Processo C-387/05

Comissão Europeia

contra

República Italiana

«Incumprimento de Estado — Importação de material destinado tanto a utilização civil como militar com isenção de direitos aduaneiros»

Conclusões do advogado-geral D. Ruiz-Jarabo Colomer apresentadas em 10 de Fevereiro de 2009   I ‐ 11834

Acórdão do Tribunal de Justiça (Grande Secção) de 15 de Dezembro de 2009   I ‐ 11835

Sumário do acórdão

  1. Direito comunitário — Âmbito de aplicação — Inexistência de uma reserva geral que exclua as medidas tomadas por razões de segurança pública

    (Artigo 30.o CE, 39.o CE, 46.o CE, 58.o CE, 64.o CE, 296.o CE e 297.o CE)

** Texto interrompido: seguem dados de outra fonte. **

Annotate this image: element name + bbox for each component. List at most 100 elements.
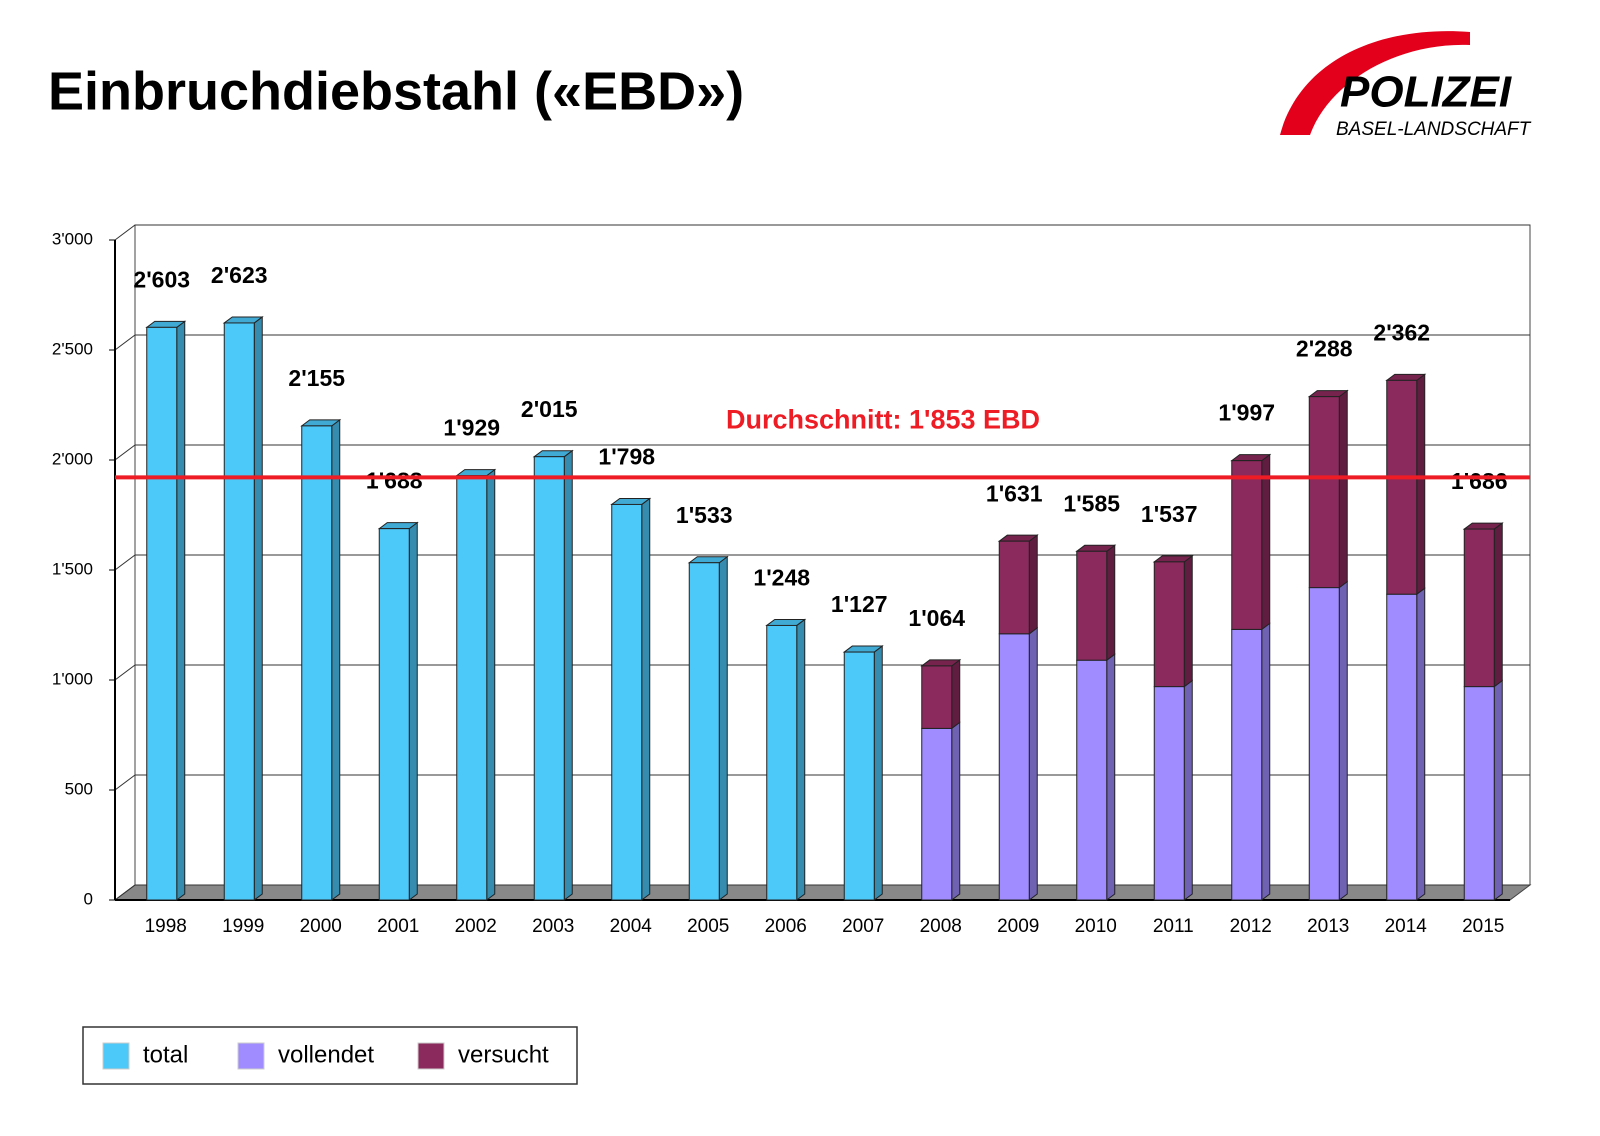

  2. Recursos próprios das Comunidades Europeias — Apuramento e colocação à disposição pelos Estados-Membros — Importação por um Estado-Membro de material destinado tanto a utilização civil como militar com isenção de direitos aduaneiros

    (Artigo 26.o CE; Regulamentos do Conselho n.o 1552/89, conforme alterado pelo Regulamento n.o 1355/96, artigos 2.o, 9.o, 10.o e 17.o, n.o 2913/92, artigo 20.o, e n.o 1150/2000, artigos 2.o, 9.o, 10.o e 17.o)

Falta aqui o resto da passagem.